A change of air in industrial policy
However, the latest moves by Brussels, the use of NextGenerationEU funds and flexibility in post-pandemic spending seem to show a change of mindset in industrial policy in Western governments, although there are nuances.
“When one looks closely at the investment figures, one finds that they pale in terms of percentage of GDP compared to those put forward by the other two major world markets, China and the US. Spain, moreover, has taken a relatively moderate stance compared to countries like Italy, which have tried to make the most of the credit available,” comments political economy analyst Roy Cobby to RTVE.es, who acknowledges the influence of a “complicated debt situation”.
Cobby sees some problems, such as the development of projects far removed from the citizenry or the lack of continuity. “Although the PERTEs have been designed as instruments with a long-term vision, it is not clear that successive governments will maintain them given the current polarisation,” he warns.

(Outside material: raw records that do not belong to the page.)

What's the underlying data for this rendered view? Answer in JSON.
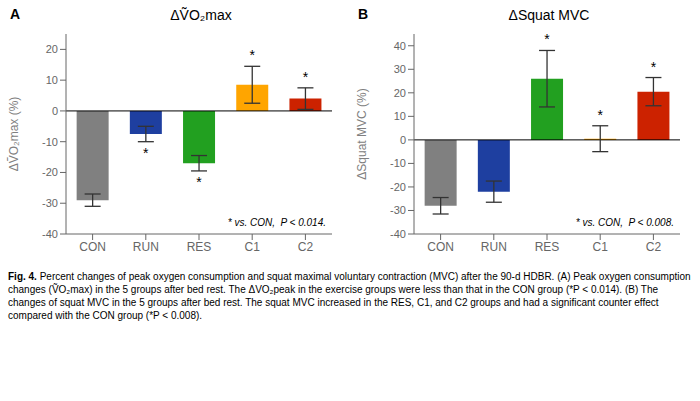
{
  "chart_data": [
    {
      "type": "bar",
      "panel_label": "A",
      "title": "ΔṼO₂max",
      "ylabel": "ΔṼO₂max (%)",
      "categories": [
        "CON",
        "RUN",
        "RES",
        "C1",
        "C2"
      ],
      "values": [
        -29.0,
        -7.5,
        -17.0,
        8.5,
        4.0
      ],
      "errors": [
        2.0,
        2.5,
        2.5,
        6.0,
        3.5
      ],
      "colors": [
        "#808080",
        "#1e3fa0",
        "#22a020",
        "#ffa500",
        "#cc2200"
      ],
      "significance": [
        false,
        true,
        true,
        true,
        true
      ],
      "significance_label": "*",
      "annotations": [
        "* vs. CON,  P < 0.014."
      ],
      "ylim": [
        -40,
        25
      ],
      "yticks": [
        -40,
        -30,
        -20,
        -10,
        0,
        10,
        20
      ],
      "grid": false
    },
    {
      "type": "bar",
      "panel_label": "B",
      "title": "ΔSquat MVC",
      "ylabel": "ΔSquat MVC (%)",
      "categories": [
        "CON",
        "RUN",
        "RES",
        "C1",
        "C2"
      ],
      "values": [
        -28.0,
        -22.0,
        26.0,
        0.5,
        20.5
      ],
      "errors": [
        3.5,
        4.5,
        12.0,
        5.5,
        6.0
      ],
      "colors": [
        "#808080",
        "#1e3fa0",
        "#22a020",
        "#ffa500",
        "#cc2200"
      ],
      "significance": [
        false,
        false,
        true,
        true,
        true
      ],
      "significance_label": "*",
      "annotations": [
        "* vs. CON,  P < 0.008."
      ],
      "ylim": [
        -40,
        45
      ],
      "yticks": [
        -40,
        -30,
        -20,
        -10,
        0,
        10,
        20,
        30,
        40
      ],
      "grid": false
    }
  ],
  "caption": [
    "Fig. 4.",
    "Percent changes of peak oxygen consumption and squat maximal voluntary contraction (MVC) after the 90-d HDBR. (A) Peak oxygen consumption changes (ṼO₂max) in the 5 groups after bed rest. The ΔVO₂peak in the exercise groups were less than that in the CON group (*P < 0.014). (B) The changes of squat MVC in the 5 groups after bed rest. The squat MVC increased in the RES, C1, and C2 groups and had a significant counter effect compared with the CON group (*P < 0.008)."
  ]
}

Like the car manufacturers’ association ANFAC, the analyst fears that the measures will fall short, although his prescriptions are different.
“Let’s imagine that public support for foreign investment in microchips is accompanied by compensatory measures such as, for example, the obligation for the investor to transfer certain knowledge to Spanish suppliers so that they can improve their production capacities in the future,” explains Roy Cobby, on the usefulness of public procurement to improve the competitiveness of a sector such as the automobile industry.
ANFAC sources, for their part, call for a boost to “recharging infrastructures, efficiency of demand support plans and a positive fiscal reform for the automobile that meets the dual objective of advancing decarbonisation and achieving recovery”.
The training of professionals and the management and direction of these projects are other challenges in forming this production network that will give a boost to the Spanish semiconductor-based industry.
The sector is keeping its fingers crossed. In the words of IMDEA Nanoscience researcher Daniel Granados: “11 billion could be enough, but it is important to bear in mind that there are very few ways to get it right, but many ways to get it wrong. I hope that the government has a plan and that it is a proposal that will lead us to a successful outcome.